IceBridge’s flights will be mostly revisits of lines flown in previous years, to monitor how the ice has evolved since the last time the mission measured it. Still, there are some variations and additions to this year’s plans. IceBridge intends to carry a new flight in the Bellingshausen Sea that will mimic some of the tracks that an upcoming NASA satellite mission –the Ice, Cloud, and land Elevation Satellite-2, or ICESat-2– will follow in that area. The data collected during this flight will help calibrate ICESat-2’s future measurements.

“This year, we’ll mostly repeat our usual flight lines for sea ice, which have been proven to give us good coverage of the sea ice cover in the Weddell and Bellingshausen seas,” said Nathan Kurtz, IceBridge’s project scientist and a sea ice researcher at NASA’s Goddard Space Flight Center in Greenbelt, Maryland.

Ice and mountains
Ice drainage from the western Antarctic Peninsula onto the northern George VI Ice Shelf on Oct. 14, 2016.
Credits: NASA/John Sonntag

For land ice, IceBridge has adjusted some of its planned flights to allow scientists to better understand rapidly changing areas that are still relatively unexplored, such as the Smith, Pope and Kohler glaciers and the Getz Ice Shelf.

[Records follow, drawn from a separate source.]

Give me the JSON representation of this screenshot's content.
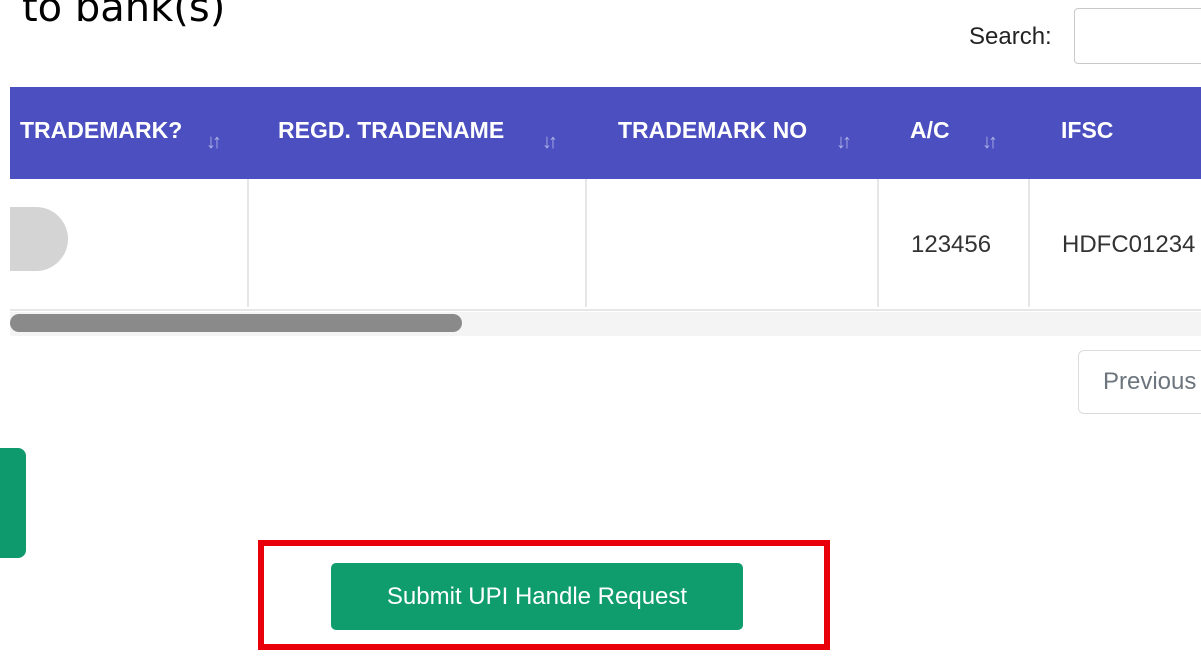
{
  "page": {
    "heading": "to bank(s)"
  },
  "search": {
    "label": "Search:",
    "value": ""
  },
  "table": {
    "columns": [
      {
        "label": "TRADEMARK?"
      },
      {
        "label": "REGD. TRADENAME"
      },
      {
        "label": "TRADEMARK NO"
      },
      {
        "label": "A/C"
      },
      {
        "label": "IFSC"
      }
    ],
    "rows": [
      {
        "trademark": "",
        "regd_tradename": "",
        "trademark_no": "",
        "ac": "123456",
        "ifsc": "HDFC01234"
      }
    ],
    "sort_icon": "sort-arrows-icon",
    "trademark_toggle_on": false
  },
  "pagination": {
    "previous_label": "Previous"
  },
  "submit": {
    "label": "Submit UPI Handle Request"
  },
  "colors": {
    "header_bg": "#4b4fc0",
    "primary_green": "#0f9d6e",
    "highlight_red": "#e8000b"
  }
}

For flights elsewhere in Antarctica, the IceBridge team is also coordinating with a group of scientists from the British Antarctic Survey, who will also be conducting aerial surveys of West Antarctica in some of the areas that IceBridge studies.

“We’re interested in knowing the differences between our radar and laser systems and theirs and making best use of finite flight time,” said Joe MacGregor, IceBridge’s deputy project scientist and a land ice researcher at Goddard. “If we fly portions of their flights, we’ll be able to compare the data and collaborate in our efforts to understand the future of the West Antarctic Ice Sheet. If we fly in between their tracks, then the combination of our datasets and theirs can produce a more complete picture of a changing Antarctica.”

Unlike in some previous years, when IceBridge flew on smaller planes with limited loads, this campaign’s flights will again be conducted aboard NASA’s DC-8 roomy airborne science laboratory, which allows the mission to carry its full instrument suite. The main instrument is a laser altimeter that records minute changes in the height of the ice surface from one year to the next. Accompanying the laser are three radars that analyze the elevation and layer composition of the snow and ice, as well as the shape of the land underneath, and a high-resolution camera system. The DC-8 also carries a gravimeter and magnetometer that measure small variations in gravity and the Earth’s magnetic field to map the ocean cavity underneath Antarctica’s ice edges, which is essential for improving our understanding of how the ice and ocean interact. For the first time in the Antarctic, IceBridge will also be using an infrared camera to measure the surface temperature of the ice.

A high-school teacher from Colorado, a handful of professors and students from Universidad de Magallanes, Chile, and several media teams, among other visitors, will be flying with IceBridge during the Antarctic campaign.

Operation IceBridge’s mission is to collect data on changing polar land and sea ice and maintain continuity of measurements between ICESat missions. The original ICESat mission ended in 2009, and its successor, ICESat-2, is scheduled for launch in 2018. Operation IceBridge is currently funded until 2019. The planned overlap with ICESat-2 will help scientists validate the satellite’s measurements. NASA’s Wallops Flight Facility in Virginia provided the laser altimeter and the infrared camera that are being used during IceBridge’s 2016 Antarctic spring campaign. The DC-8 research aircraft is based at NASA’s Armstrong Flight Research Center facility in Palmdale, California. IceBridge’s three radar instruments come from the Center for Remote Sensing of Ice Sheets at the University of Kansas, while NASA’s Ames Research Center at Moffett Field, California, provided the Digital Mapping System, and the gravimeter and magnetometer onboard IceBridge are managed by Columbia University.